A 2014 study by an Asian labor relations board lists the prevailing minimum wage for garment workers in Bangladesh, Sri Lanka, Pakistan, and Cambodia at less than $1000 a year. An American consumer on a mall splurge may spend that much in a day, despite the quality of mass market clothing, which is intended to wear out in a season.
The majority of large “fast fashion” companies don’t know where their clothing is produced because of a convoluted contractual process. This implies a system that is difficult to unravel. It also implies a lack of accountability. The most immediate solution is to become accountable as consumers.
The US is the world’s top consumer of clothing. Widespread availability of cheap garments has led to a glut, most obvious in cluttered closets and perhaps least obvious in the garbage bags of unwanted clothing stuffed in trash cans. Americans send over ten million tons of unwanted clothing to landfills every year, even as thrift stores swell with second-hand garments.
As more facts about the global clothing trade come to light – for instance, in a dozen countries, child labor and slave labor are used to grow and harvest cotton – discerning consumers want to know where their clothes come from and how they are made. They want vendors to assure them of ethical and sustainable practices in the design, materials, production, trade and transport of clothing.

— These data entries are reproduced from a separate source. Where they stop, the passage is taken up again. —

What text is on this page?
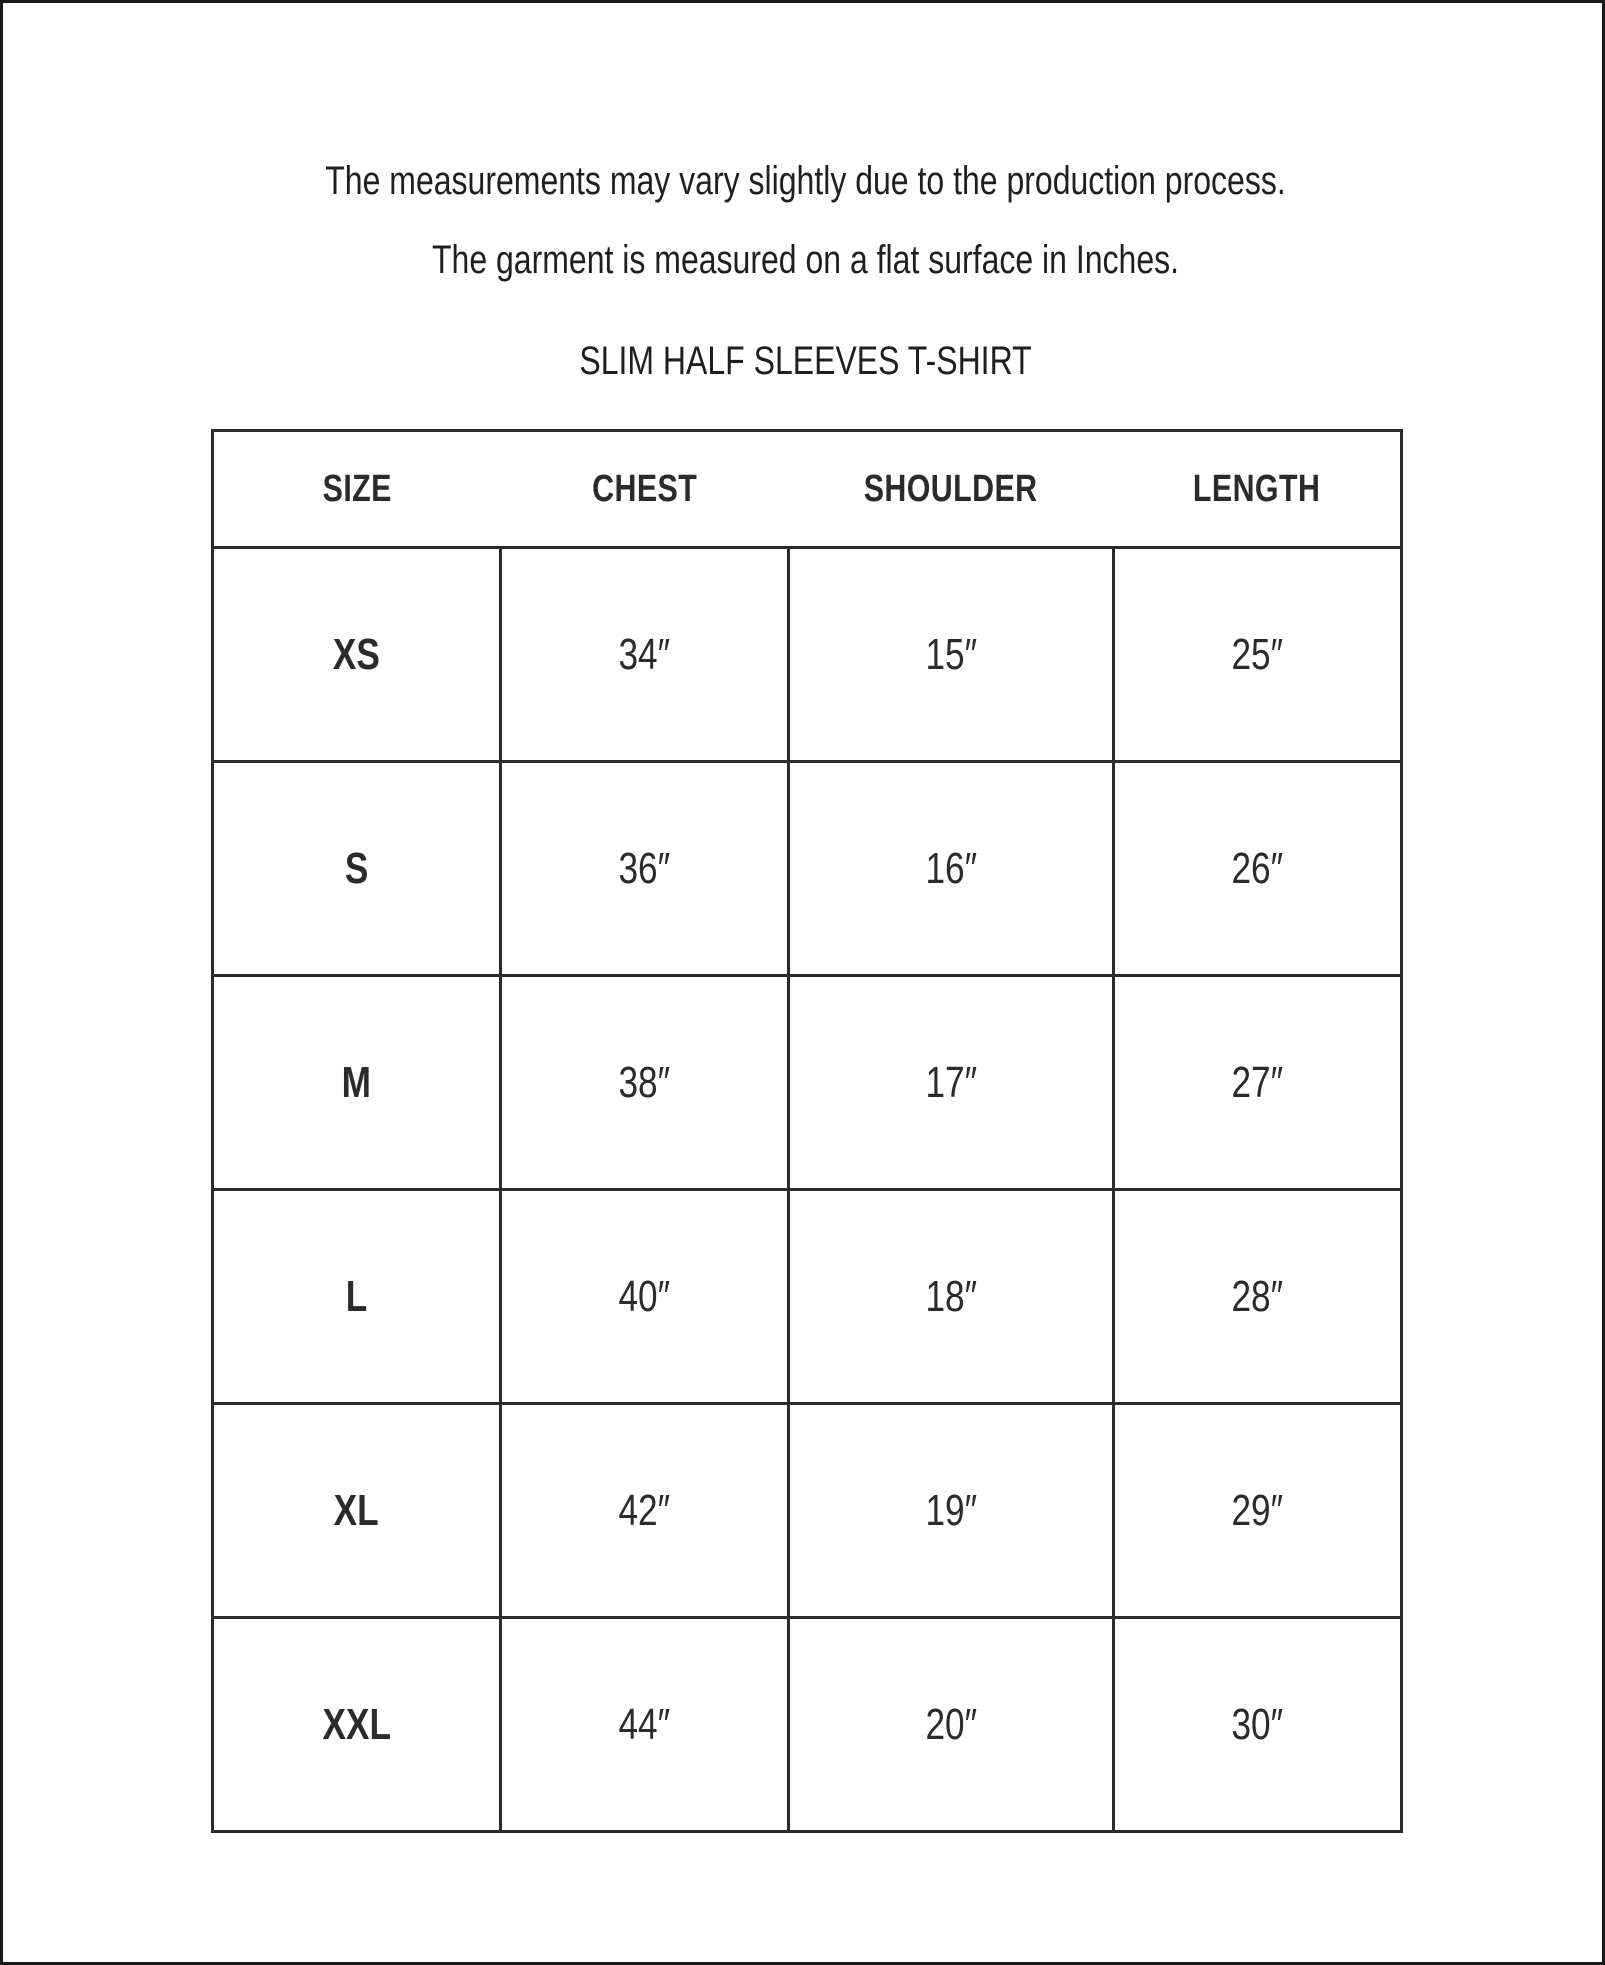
The measurements may vary slightly due to the production process.
The garment is measured on a flat surface in Inches.
SLIM HALF SLEEVES T-SHIRT
SIZE	CHEST	SHOULDER	LENGTH
XS	34″	15″	25″
S	36″	16″	26″
M	38″	17″	27″
L	40″	18″	28″
XL	42″	19″	29″
XXL	44″	20″	30″
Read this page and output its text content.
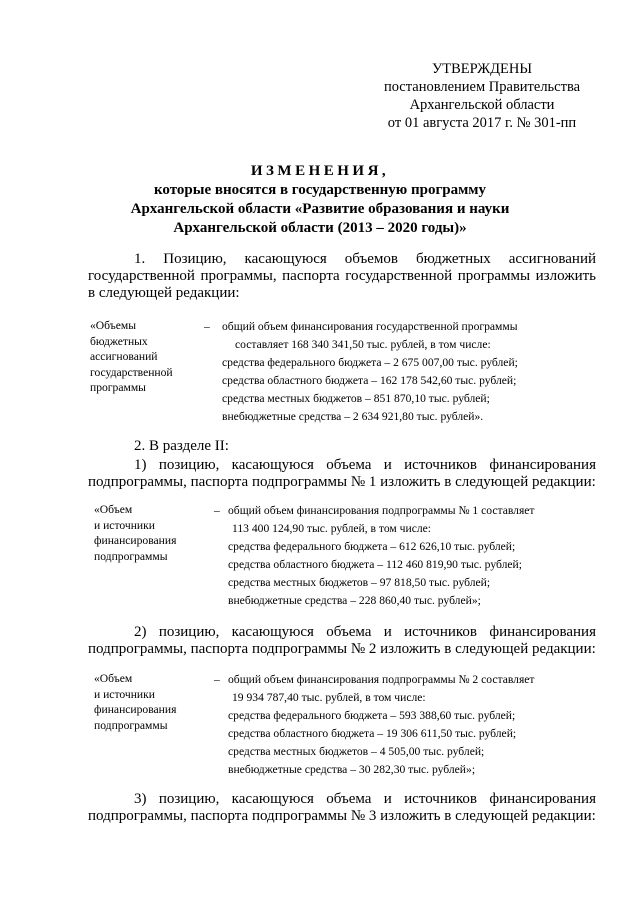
УТВЕРЖДЕНЫ
постановлением Правительства
Архангельской области
от 01 августа 2017 г. № 301-пп
ИЗМЕНЕНИЯ,
которые вносятся в государственную программу
Архангельской области «Развитие образования и науки
Архангельской области (2013 – 2020 годы)»
1. Позицию, касающуюся объемов бюджетных ассигнований государственной программы, паспорта государственной программы изложить в следующей редакции:
«Объемы
бюджетных
ассигнований
государственной
программы
– общий объем финансирования государственной программы
составляет 168 340 341,50 тыс. рублей, в том числе:
средства федерального бюджета – 2 675 007,00 тыс. рублей;
средства областного бюджета – 162 178 542,60 тыс. рублей;
средства местных бюджетов – 851 870,10 тыс. рублей;
внебюджетные средства – 2 634 921,80 тыс. рублей».
2. В разделе II:
1) позицию, касающуюся объема и источников финансирования подпрограммы, паспорта подпрограммы № 1 изложить в следующей редакции:
«Объем
и источники
финансирования
подпрограммы
– общий объем финансирования подпрограммы № 1 составляет
113 400 124,90 тыс. рублей, в том числе:
средства федерального бюджета – 612 626,10 тыс. рублей;
средства областного бюджета – 112 460 819,90 тыс. рублей;
средства местных бюджетов – 97 818,50 тыс. рублей;
внебюджетные средства – 228 860,40 тыс. рублей»;
2) позицию, касающуюся объема и источников финансирования подпрограммы, паспорта подпрограммы № 2 изложить в следующей редакции:
«Объем
и источники
финансирования
подпрограммы
– общий объем финансирования подпрограммы № 2 составляет
19 934 787,40 тыс. рублей, в том числе:
средства федерального бюджета – 593 388,60 тыс. рублей;
средства областного бюджета – 19 306 611,50 тыс. рублей;
средства местных бюджетов – 4 505,00 тыс. рублей;
внебюджетные средства – 30 282,30 тыс. рублей»;
3) позицию, касающуюся объема и источников финансирования подпрограммы, паспорта подпрограммы № 3 изложить в следующей редакции:
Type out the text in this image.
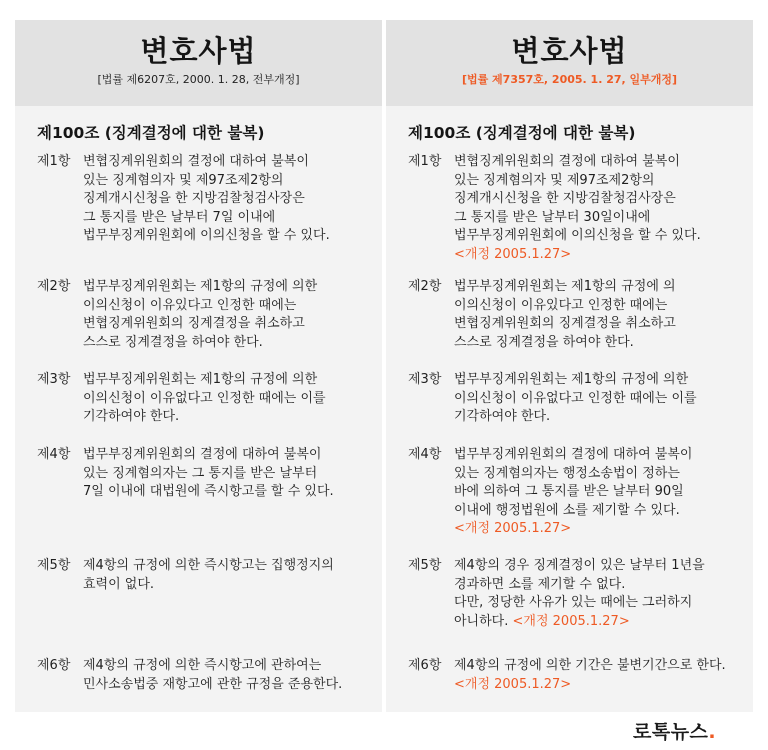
변호사법
[법률 제6207호, 2000. 1. 28, 전부개정]
제100조 (징계결정에 대한 불복)
제1항 변협징계위원회의 결정에 대하여 불복이
있는 징계혐의자 및 제97조제2항의
징계개시신청을 한 지방검찰청검사장은
그 통지를 받은 날부터 7일 이내에
법무부징계위원회에 이의신청을 할 수 있다.
제2항 법무부징계위원회는 제1항의 규정에 의한
이의신청이 이유있다고 인정한 때에는
변협징계위원회의 징계결정을 취소하고
스스로 징계결정을 하여야 한다.
제3항 법무부징계위원회는 제1항의 규정에 의한
이의신청이 이유없다고 인정한 때에는 이를
기각하여야 한다.
제4항 법무부징계위원회의 결정에 대하여 불복이
있는 징계혐의자는 그 통지를 받은 날부터
7일 이내에 대법원에 즉시항고를 할 수 있다.
제5항 제4항의 규정에 의한 즉시항고는 집행정지의
효력이 없다.
제6항 제4항의 규정에 의한 즉시항고에 관하여는
민사소송법중 재항고에 관한 규정을 준용한다.
변호사법
[법률 제7357호, 2005. 1. 27, 일부개정]
제100조 (징계결정에 대한 불복)
제1항 변협징계위원회의 결정에 대하여 불복이
있는 징계혐의자 및 제97조제2항의
징계개시신청을 한 지방검찰청검사장은
그 통지를 받은 날부터 30일이내에
법무부징계위원회에 이의신청을 할 수 있다.
<개정 2005.1.27>
제2항 법무부징계위원회는 제1항의 규정에 의
이의신청이 이유있다고 인정한 때에는
변협징계위원회의 징계결정을 취소하고
스스로 징계결정을 하여야 한다.
제3항 법무부징계위원회는 제1항의 규정에 의한
이의신청이 이유없다고 인정한 때에는 이를
기각하여야 한다.
제4항 법무부징계위원회의 결정에 대하여 불복이
있는 징계혐의자는 행정소송법이 정하는
바에 의하여 그 통지를 받은 날부터 90일
이내에 행정법원에 소를 제기할 수 있다.
<개정 2005.1.27>
제5항 제4항의 경우 징계결정이 있은 날부터 1년을
경과하면 소를 제기할 수 없다.
다만, 정당한 사유가 있는 때에는 그러하지
아니하다. <개정 2005.1.27>
제6항 제4항의 규정에 의한 기간은 불변기간으로 한다.
<개정 2005.1.27>
로톡뉴스.
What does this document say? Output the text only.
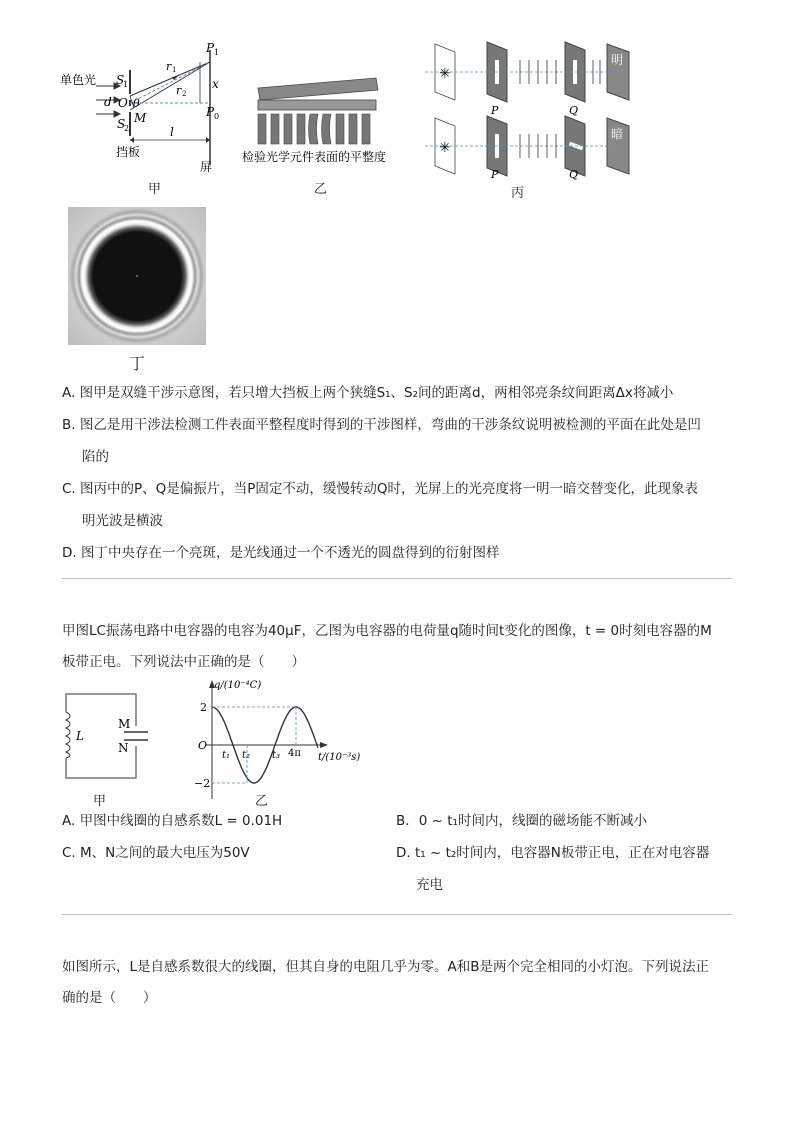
单色光 S
1
d O θ
S
2
M
r 1
r 2
P 1
P 0
x
l
挡板
屏
甲
检验光学元件表面的平整度
乙
✳
明
P	Q
✳
暗
P	Q
丙
丁
A. 图甲是双缝干涉示意图，若只增大挡板上两个狭缝S₁、S₂间的距离d，两相邻亮条纹间距离Δx将减小
B. 图乙是用干涉法检测工件表面平整程度时得到的干涉图样，弯曲的干涉条纹说明被检测的平面在此处是凹
陷的
C. 图丙中的P、Q是偏振片，当P固定不动，缓慢转动Q时，光屏上的光亮度将一明一暗交替变化，此现象表
明光波是横波
D. 图丁中央存在一个亮斑，是光线通过一个不透光的圆盘得到的衍射图样
甲图LC振荡电路中电容器的电容为40μF，乙图为电容器的电荷量q随时间t变化的图像，t = 0时刻电容器的M
板带正电。下列说法中正确的是（　　）
L
M
N
甲
q/(10⁻⁴C)
t/(10⁻³s)
O
2
−2
t₁ t₂ t₃ 4π
乙
A. 甲图中线圈的自感系数L = 0.01H	B．0 ~ t₁时间内，线圈的磁场能不断减小
C. M、N之间的最大电压为50V	D. t₁ ~ t₂时间内，电容器N板带正电，正在对电容器
充电
如图所示，L是自感系数很大的线圈，但其自身的电阻几乎为零。A和B是两个完全相同的小灯泡。下列说法正
确的是（　　）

According to the Union of Concerned Scientists, the greenest choice in clothing consumption is reuse because it adds very little new environmental impact. When buying new garments, consumers can look for clothing that is locally-made, Fair Trade, or US-made from organic or sustainably produced fibers. They can sew their own clothes, or have them made by a local seamstress or tailor. They can limit their purchases to higher quality classic styles. Buying garments that are well made and long-lasting can tame the crowded closet and result in fewer items going to the landfill.
How do you know what’s behind your fashion choices? Several apps for android and iOS technologies allow you to scan the barcode on clothing labels and get answers about the product’s environmental and social impact. Or you can be old-school and ask the retailer about the brands they carry. If they don’t know or don’t care, maybe you should shop elsewhere.
Not every standard can be met in every garment, but simply having an awareness of what we are buying makes a difference. Ithaca is fortunate to have a variety of retailers who offer second-hand clothing, as well as a few stores offering true ethical fashion choices.
Wendy Skinner is the director of SewGreen, a sustainable sewing store which now carries ethical fashions.